Keeping lists is a basic necessity if you want to accomplish anything substantial. Here are the 12 most important types of lists that you need in order to get things done. At the end of this post, I have included a bonus tip on list applications.
Why you should keep at least 12 types of lists
If you ask me, 12 lists are not enough but it’s a good start. Most people keep too few lists – if they keep lists at all. I think the below statement by David Allen, the founder of the Getting Things Done methodology, says it all.
“Your mind is for having ideas, not holding them.”
– David Allen
The purpose of maintaining several types of lists is to have clearly defined parking spaces for your ideas and to-do items. This makes it easy to quickly add new items to a list, and easy to find what you are looking for when you need it.
1. List of goals
What do you want in life? What’s your career ambition? Do you want to work in another business, or in another country? Want to get married and have kids? Want to retire early?
This is the list of things to stretch for. This is the list of things that require long-term planning and hard work. Don’t be afraid to put things on this list. It’s not like this is a permanent list with a limited number of spaces.
You should review this list at least every sixth month.
2. Contacts list
I’m surprised by the number of people around me who have, at some point in time, lost all phone numbers and other information on friends and colleagues just because their phone or computer was lost or stolen.
I treat contact information as valuable data. This means that I regularly back up my phone using Jotta Cloud, besides using Google Contacts as my sync hub between my phone and my computers.
There are a lot of ways to synchronize contacts from Facebook and LinkedIn with your Google Contacts. It may take you a few minutes to do this, and even if you end up doing this manually, I think it is worth the time just because you get pictures to go with your contacts.
For Facebook, you can do this manually, but I would recommend using Sync.ME.
For LinkedIn, you can also use Sync.ME, but I prefer to just follow LinkedIn’s instructions on how to set this up in their app.
3. Task list / To do list
I have written a lot about task lists. Of course, I would recommend you to use the GTD methodology, but even if you don’t do that, a task list is better than no task list.
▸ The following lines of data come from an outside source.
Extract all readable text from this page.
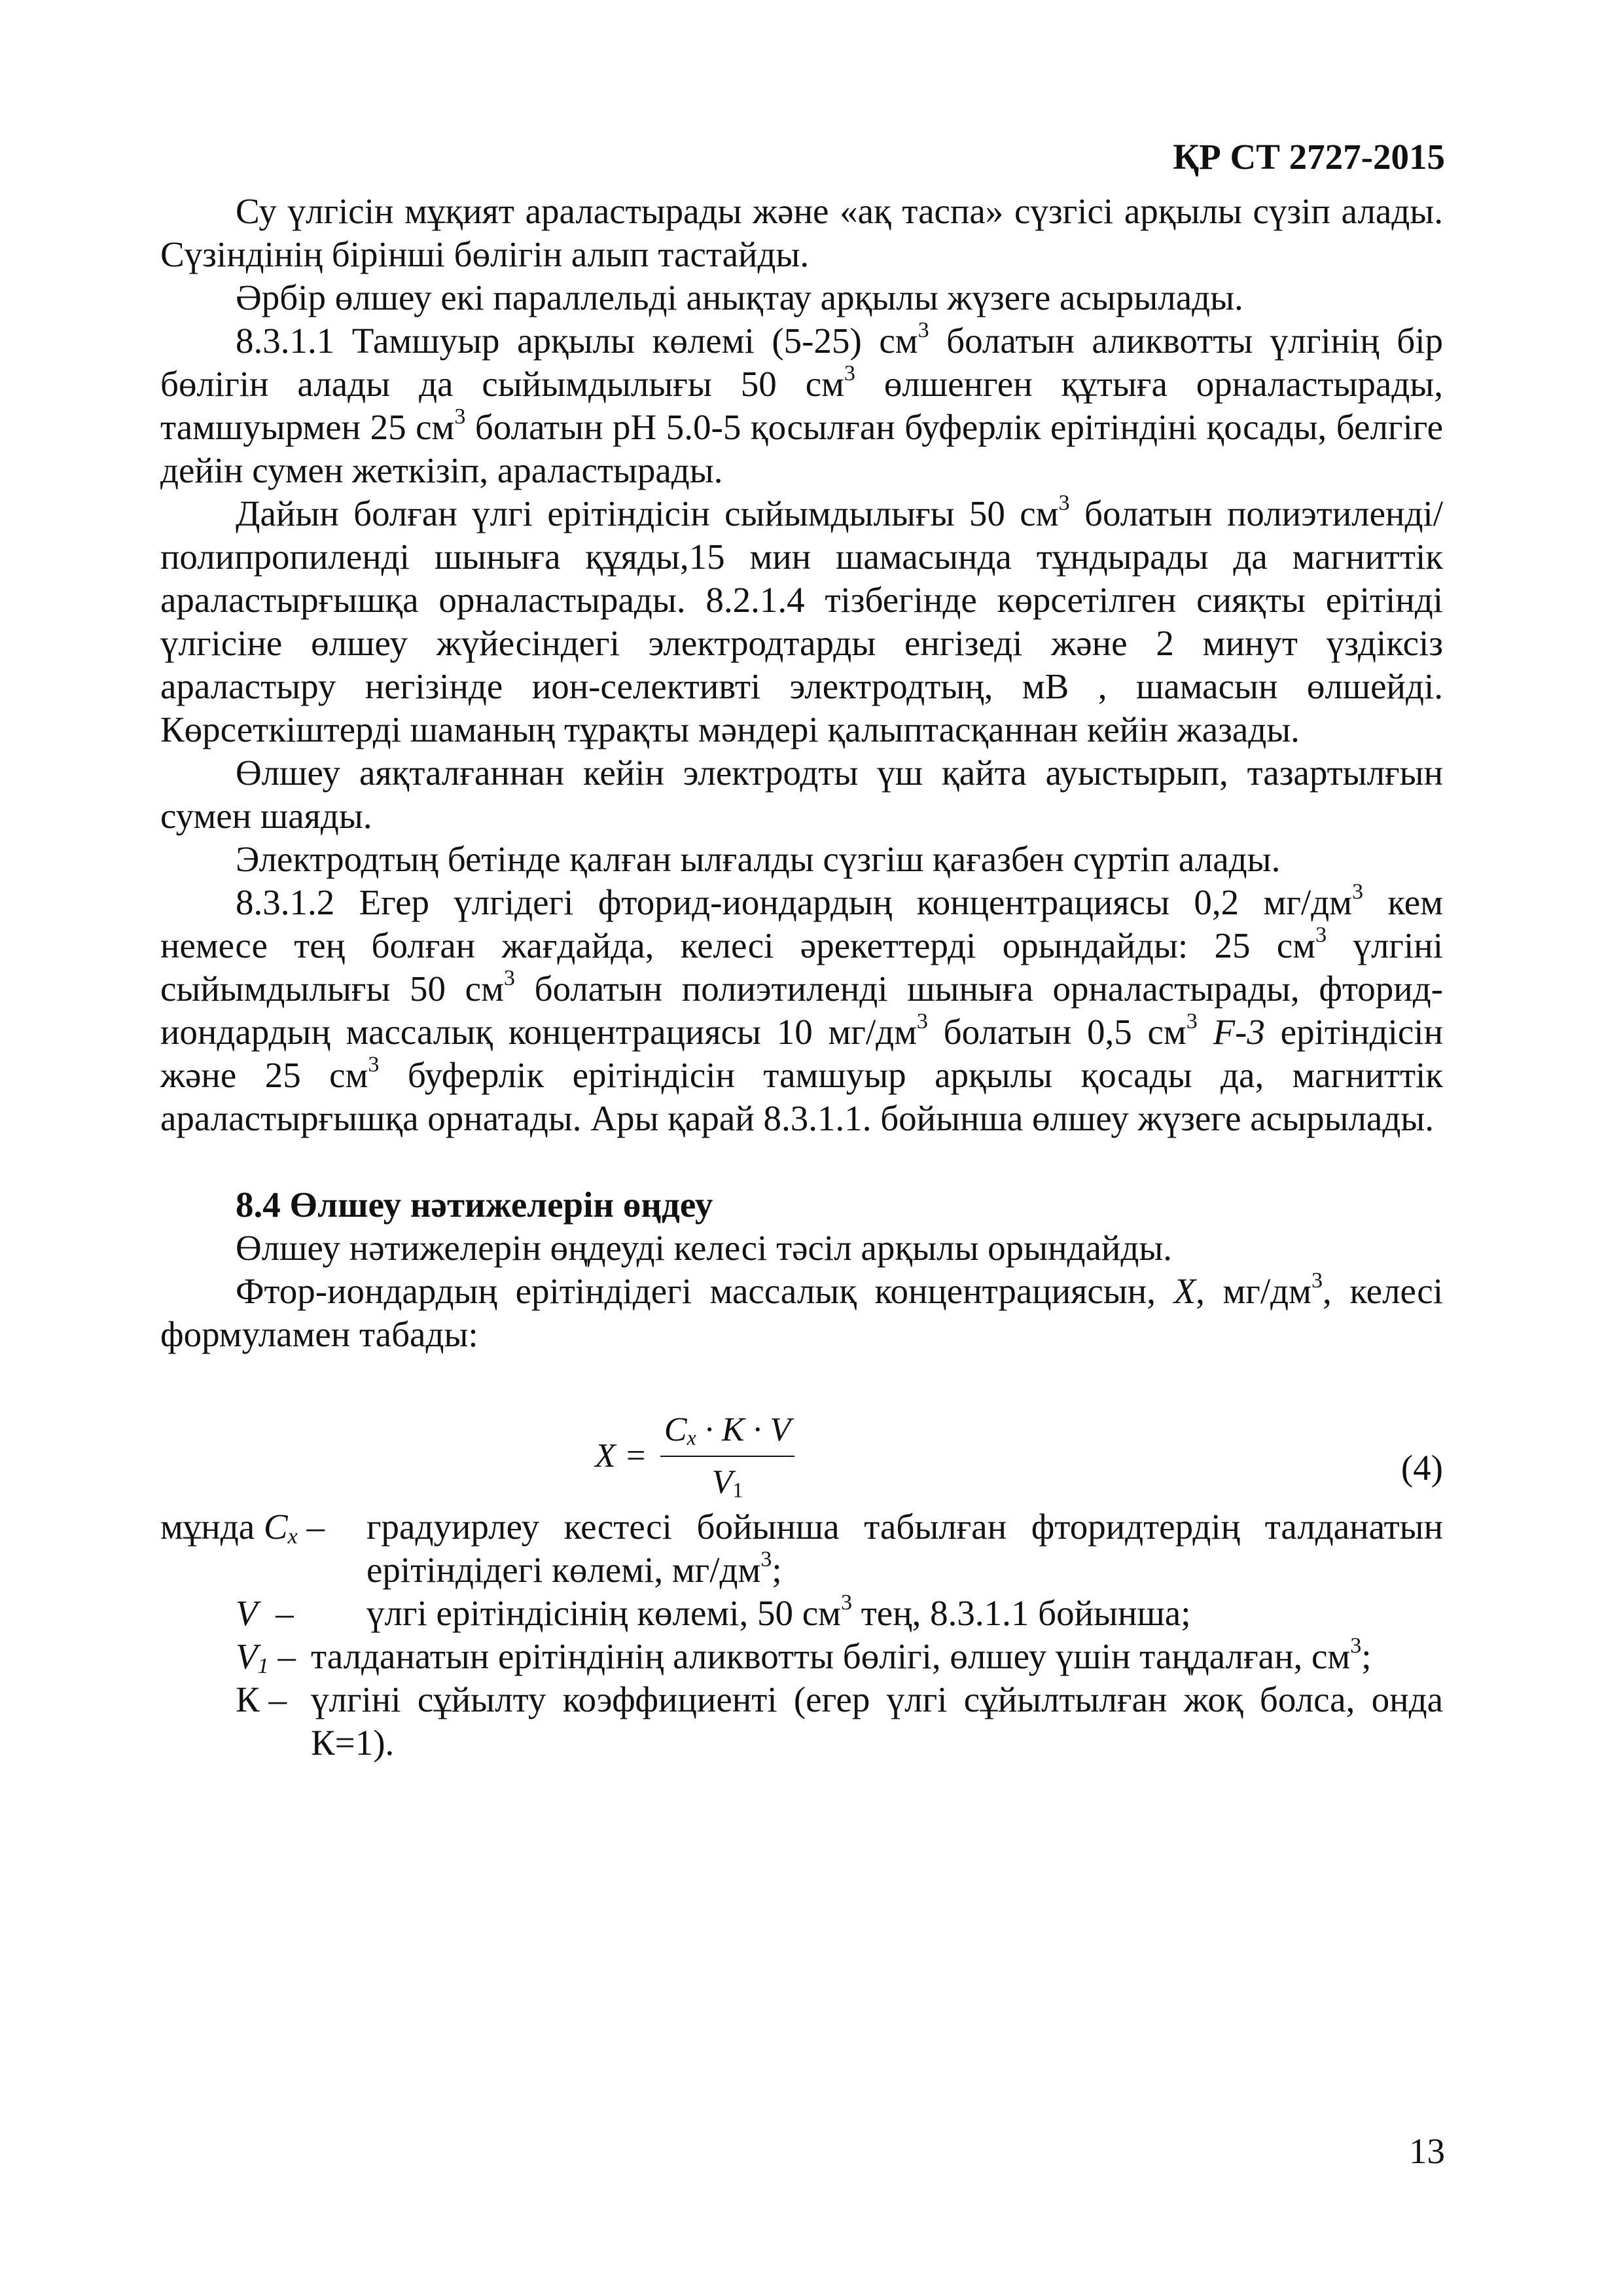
ҚР СТ 2727-2015

Су үлгісін мұқият араластырады және «ақ таспа» сүзгісі арқылы сүзіп алады. Сүзіндінің бірінші бөлігін алып тастайды.

Әрбір өлшеу екі параллельді анықтау арқылы жүзеге асырылады.

8.3.1.1 Тамшуыр арқылы көлемі (5-25) $см^3$ болатын аликвотты үлгінің бір бөлігін алады да сыйымдылығы 50 $см^3$ өлшенген құтыға орналастырады, тамшуырмен 25 $см^3$ болатын pH 5.0-5 қосылған буферлік ерітіндіні қосады, белгіге дейін сумен жеткізіп, араластырады.

Дайын болған үлгі ерітіндісін сыйымдылығы 50 $см^3$ болатын полиэтиленді/ полипропиленді шыныға құяды,15 мин шамасында тұндырады да магниттік араластырғышқа орналастырады. 8.2.1.4 тізбегінде көрсетілген сияқты ерітінді үлгісіне өлшеу жүйесіндегі электродтарды енгізеді және 2 минут үздіксіз араластыру негізінде ион-селективті электродтың, мВ , шамасын өлшейді. Көрсеткіштерді шаманың тұрақты мәндері қалыптасқаннан кейін жазады.

Өлшеу аяқталғаннан кейін электродты үш қайта ауыстырып, тазартылғын сумен шаяды.

Электродтың бетінде қалған ылғалды сүзгіш қағазбен сүртіп алады.

8.3.1.2 Егер үлгідегі фторид-иондардың концентрациясы 0,2 $мг/дм^3$ кем немесе тең болған жағдайда, келесі әрекеттерді орындайды: 25 $см^3$ үлгіні сыйымдылығы 50 $см^3$ болатын полиэтиленді шыныға орналастырады, фторид-иондардың массалық концентрациясы 10 $мг/дм^3$ болатын 0,5 $см^3$ F-3 ерітіндісін және 25 $см^3$ буферлік ерітіндісін тамшуыр арқылы қосады да, магниттік араластырғышқа орнатады. Ары қарай 8.3.1.1. бойынша өлшеу жүзеге асырылады.

8.4 Өлшеу нәтижелерін өңдеу

Өлшеу нәтижелерін өңдеуді келесі тәсіл арқылы орындайды.

Фтор-иондардың ерітіндідегі массалық концентрациясын, X, $мг/дм^3$, келесі формуламен табады:

$X = \frac{C_x \cdot K \cdot V}{V_1}$	(4)
мұнда $C_x$ –	градуирлеу кестесі бойынша табылған фторидтердің талданатын ерітіндідегі көлемі, $мг/дм^3$;
V –	үлгі ерітіндісінің көлемі, 50 $см^3$ тең, 8.3.1.1 бойынша;
$V_1$ – талданатын ерітіндінің аликвотты бөлігі, өлшеу үшін таңдалған, $см^3$;
К – үлгіні сұйылту коэффициенті (егер үлгі сұйылтылған жоқ болса, онда К=1).
13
In the below blog post, I give some advice on how to improve your to-do list or task list.
4. Waiting for list
This is a useful list for anyone who is delegating work or is dependent on input from others to get work done. The simple act of following up on people who have not responded to your emails not only make sure that you get what you need but also shows that you have control.
5. List of books to read / Movies to see
Whenever you hear about a good book or see a trailer for a movie that you would like to see, put it on a dedicated list. The same goes for theatre plays or comedy shows and concerts. After I started to have a dedicated list for this, I feel that I’m able to experience the things I want to experience instead of ending up with what Netflix recommended or what was at the top of the list in the in-flight entertainment system.
6. The perfect gift list
How often do you struggle to find a gift for a person? Have you sometimes found a thing in a store that would be perfect for a person that you know, but just left the store thinking that you should go back when it’s closer to Christmas or the person birthday? With a gift list, you can make sure that you have the information when you need it.
7. Ideas list
Sometimes you have a really good idea. It can be how to solve a problem at work, or how to improve the toaster. It does not matter if it’s a million dollar idea or an idea about how to build a bench around the tree in the garden.
The idea (pun intended) behind this list is to create a place that you can access quickly to be able to document the idea before it is lost due to the “buy cat food” reminder on your phone.
8. List of food and drinks to try
I have always done my very best to try to jot down the name of a good vine or spirit. Lately, that has become a lot easier, thanks to apps like Vivino and Ginventory. For everything else, I use Evernote.
9. Bucket list
Your bucket list should be a list of things you want to do before you die. Like “visiting China” or seeing your favorite artist live. This is a list of things you are actually planning to do.
10. Someday/maybe list
Unlike your Bucket list, your someday/maybe list should consist of things that you maybe consider doing someday. The whole point with this list is to store the link to that sky-diving class you found online or that great article on how to get started as a vine collector.
11. Packing list
One of my favorite types of lists is the packing list. Technically I have several lists which I combine into one long list. The content of the final list is dependent on where I’m going, what type of travel (work or vacation) and the length of my stay.
12. Grocery list
Having a dedicated grocery list, and having the discipline to add “oranges” to the list when you take the last one out of the fridge is one of those things that can remove a lot of friction in your life. I have earlier mentioned Listonic, which is my dedicated app for shopping lists.
What’s the best list tool
I would say that for everything except vine, gin, and groceries, Todoist is probably the best list tool on the market. It is flexible enough to allow you to make different types of lists and has a ton of integration with other tools. I use Todoist for everything from managing big projects to my Someday/maybe list and packing list for traveling. For notes and information, I use Evernote.